Toll-like receptors are major members of the Pattern Recognition Receptors (PRRs) from the innate immune system, which recognize bacterial or viral components. It was suggested that those receptors, that usually recognized molecular patterns characteristic of pathogens, are activated by lipid and protein ligands aggregated into particles and structurally different from the natural ligands. We will illustrate this aspect with two examples:
-It was recently shown that cationic liposomes1, commonly used as nanoparticles engineered to transport active molecules, do activate innate immunity cascades through recognition of a Toll-like receptor mechanism dependent on NF-κB, AP-1, and IRF3 transcription factors as evidenced by cytokine secretion (TNF-α, IL-12, IFN-β, IP-10) and up-regulation of the expression of CD80 and CD86 in murine and human dendritic cells. It is the first example of a drug transporter that turns on into an immunomodulator.

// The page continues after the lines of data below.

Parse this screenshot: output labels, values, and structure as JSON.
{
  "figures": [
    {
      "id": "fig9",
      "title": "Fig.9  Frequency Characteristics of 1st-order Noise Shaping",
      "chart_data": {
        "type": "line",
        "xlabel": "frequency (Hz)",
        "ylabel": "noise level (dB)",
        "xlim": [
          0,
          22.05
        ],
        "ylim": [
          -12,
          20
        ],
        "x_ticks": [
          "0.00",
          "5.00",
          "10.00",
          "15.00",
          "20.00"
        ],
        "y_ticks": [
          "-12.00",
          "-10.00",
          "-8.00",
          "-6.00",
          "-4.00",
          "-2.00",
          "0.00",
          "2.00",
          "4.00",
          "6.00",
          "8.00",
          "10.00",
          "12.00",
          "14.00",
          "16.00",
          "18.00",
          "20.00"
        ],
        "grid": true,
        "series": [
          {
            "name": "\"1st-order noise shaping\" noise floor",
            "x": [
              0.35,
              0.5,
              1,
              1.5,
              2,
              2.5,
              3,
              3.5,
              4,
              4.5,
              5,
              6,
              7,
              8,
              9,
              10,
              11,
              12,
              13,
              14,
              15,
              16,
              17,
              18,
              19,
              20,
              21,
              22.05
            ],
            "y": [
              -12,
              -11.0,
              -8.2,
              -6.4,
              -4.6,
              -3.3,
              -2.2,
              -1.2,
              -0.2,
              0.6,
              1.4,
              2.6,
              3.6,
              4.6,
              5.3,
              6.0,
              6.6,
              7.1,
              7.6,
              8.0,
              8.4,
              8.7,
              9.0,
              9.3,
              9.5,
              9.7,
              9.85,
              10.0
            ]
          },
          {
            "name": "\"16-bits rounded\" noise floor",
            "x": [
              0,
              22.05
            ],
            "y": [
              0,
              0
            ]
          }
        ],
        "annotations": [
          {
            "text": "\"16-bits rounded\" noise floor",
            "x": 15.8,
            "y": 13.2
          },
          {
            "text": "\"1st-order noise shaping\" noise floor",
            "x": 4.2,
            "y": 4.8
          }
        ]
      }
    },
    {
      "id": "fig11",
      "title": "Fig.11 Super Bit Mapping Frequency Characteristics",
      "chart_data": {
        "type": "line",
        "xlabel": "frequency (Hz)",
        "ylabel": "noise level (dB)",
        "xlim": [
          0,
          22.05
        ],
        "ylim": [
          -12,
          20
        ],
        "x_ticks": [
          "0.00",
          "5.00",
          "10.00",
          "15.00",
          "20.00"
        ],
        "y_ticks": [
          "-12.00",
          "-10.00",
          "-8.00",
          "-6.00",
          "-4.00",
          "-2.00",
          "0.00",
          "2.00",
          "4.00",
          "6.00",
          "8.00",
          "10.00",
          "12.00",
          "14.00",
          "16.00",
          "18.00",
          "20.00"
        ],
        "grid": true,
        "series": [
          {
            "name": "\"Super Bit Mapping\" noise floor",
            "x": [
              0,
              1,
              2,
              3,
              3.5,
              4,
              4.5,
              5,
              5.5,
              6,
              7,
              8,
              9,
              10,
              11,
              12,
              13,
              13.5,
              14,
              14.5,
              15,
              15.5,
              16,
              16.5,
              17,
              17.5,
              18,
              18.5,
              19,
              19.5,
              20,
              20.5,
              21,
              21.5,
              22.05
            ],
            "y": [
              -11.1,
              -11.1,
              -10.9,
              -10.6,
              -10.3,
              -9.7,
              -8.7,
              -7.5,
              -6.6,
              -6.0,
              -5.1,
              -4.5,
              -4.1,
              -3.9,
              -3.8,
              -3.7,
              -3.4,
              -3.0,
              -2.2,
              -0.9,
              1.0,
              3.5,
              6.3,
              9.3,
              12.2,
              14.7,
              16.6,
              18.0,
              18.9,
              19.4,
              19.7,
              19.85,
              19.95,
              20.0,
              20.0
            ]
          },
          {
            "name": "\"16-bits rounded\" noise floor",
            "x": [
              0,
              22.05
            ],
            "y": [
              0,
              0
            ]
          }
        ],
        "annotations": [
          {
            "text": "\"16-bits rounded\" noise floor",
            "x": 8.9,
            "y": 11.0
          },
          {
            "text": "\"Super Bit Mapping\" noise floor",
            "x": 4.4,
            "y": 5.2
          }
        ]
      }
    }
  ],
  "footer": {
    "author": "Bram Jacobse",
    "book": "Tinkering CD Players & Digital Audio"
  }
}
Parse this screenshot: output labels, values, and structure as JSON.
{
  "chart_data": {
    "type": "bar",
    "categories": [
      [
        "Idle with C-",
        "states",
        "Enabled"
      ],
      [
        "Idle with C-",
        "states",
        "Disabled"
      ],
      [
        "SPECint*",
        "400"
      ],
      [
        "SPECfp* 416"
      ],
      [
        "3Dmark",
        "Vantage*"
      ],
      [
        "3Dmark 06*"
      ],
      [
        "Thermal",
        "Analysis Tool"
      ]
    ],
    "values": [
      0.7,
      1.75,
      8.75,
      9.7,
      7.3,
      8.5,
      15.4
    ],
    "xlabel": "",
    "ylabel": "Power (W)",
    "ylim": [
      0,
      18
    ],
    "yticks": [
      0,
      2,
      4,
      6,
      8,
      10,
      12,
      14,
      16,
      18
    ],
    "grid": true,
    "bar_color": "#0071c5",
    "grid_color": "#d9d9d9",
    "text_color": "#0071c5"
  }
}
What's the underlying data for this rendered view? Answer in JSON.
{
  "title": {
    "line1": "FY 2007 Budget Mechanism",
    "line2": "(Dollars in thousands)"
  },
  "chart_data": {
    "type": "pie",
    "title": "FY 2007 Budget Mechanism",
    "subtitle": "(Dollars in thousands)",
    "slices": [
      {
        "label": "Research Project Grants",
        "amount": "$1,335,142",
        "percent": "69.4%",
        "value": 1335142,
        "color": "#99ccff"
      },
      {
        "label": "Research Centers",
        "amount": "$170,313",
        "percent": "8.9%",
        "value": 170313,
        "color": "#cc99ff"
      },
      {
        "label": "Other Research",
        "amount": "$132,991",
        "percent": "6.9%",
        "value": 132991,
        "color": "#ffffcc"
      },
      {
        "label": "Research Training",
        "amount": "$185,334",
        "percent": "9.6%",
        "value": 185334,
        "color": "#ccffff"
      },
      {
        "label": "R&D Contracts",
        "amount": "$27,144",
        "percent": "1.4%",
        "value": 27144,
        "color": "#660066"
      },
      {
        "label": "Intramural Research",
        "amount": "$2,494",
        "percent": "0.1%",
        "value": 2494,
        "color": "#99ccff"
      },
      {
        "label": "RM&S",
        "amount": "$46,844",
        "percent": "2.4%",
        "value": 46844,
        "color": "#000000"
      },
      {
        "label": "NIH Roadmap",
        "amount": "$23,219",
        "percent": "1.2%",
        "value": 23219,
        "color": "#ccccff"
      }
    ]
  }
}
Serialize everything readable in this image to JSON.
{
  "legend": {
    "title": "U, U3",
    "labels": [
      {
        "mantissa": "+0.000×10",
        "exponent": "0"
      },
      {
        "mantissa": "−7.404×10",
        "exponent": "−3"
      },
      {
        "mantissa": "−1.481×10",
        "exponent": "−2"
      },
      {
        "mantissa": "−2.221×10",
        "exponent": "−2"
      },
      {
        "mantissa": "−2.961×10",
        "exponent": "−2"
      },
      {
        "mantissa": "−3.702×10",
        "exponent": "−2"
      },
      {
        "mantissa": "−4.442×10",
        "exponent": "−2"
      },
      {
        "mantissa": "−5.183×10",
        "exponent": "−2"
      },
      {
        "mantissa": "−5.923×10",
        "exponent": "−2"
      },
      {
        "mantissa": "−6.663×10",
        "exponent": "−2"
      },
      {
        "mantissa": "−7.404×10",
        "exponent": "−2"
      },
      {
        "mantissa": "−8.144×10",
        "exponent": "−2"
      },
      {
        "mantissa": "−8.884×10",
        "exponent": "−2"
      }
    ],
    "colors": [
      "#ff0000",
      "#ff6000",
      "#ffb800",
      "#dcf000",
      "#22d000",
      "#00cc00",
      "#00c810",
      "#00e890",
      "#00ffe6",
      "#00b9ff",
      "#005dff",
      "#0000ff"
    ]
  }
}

-Amyloidoses are a set of human diseases characterized by the deposition of aggregated proteins in a variety of tissues and organs. Strikingly, despite their different sequences, all these proteins form similar deposits sharing the same morphology and consisting of unbranched fibrils.
We observed2 that aggregated proteins (fibrils) but not monomers or insoluble aggregates, were able to activate pro-inflammatory cytokine secretion through specific recognition of TLR receptors. Since fibrils adopt a cross-β structure, enriched in parallel β-sheet structures, while monomers adopt a helical structure and insoluble aggregates an anti-parallel β-sheet structure, the cross-β motif of the amyloid fibrils found in all amyloid fibrils may constitute a generic pattern sensed as a signal of danger by innate system.
It is hard to believe that molecules which are so different from natural ligands do activate receptors the same way natural ligands do. How lipid and protein aggregates made of a large number of molecules activate pattern recognition receptors is still unknown but it is very likely that it proceeds via a mechanism quite different from what has been described so far for monomeric natural ligands. Implications in nanotechnologies and nanomedicine will be briefly discussed.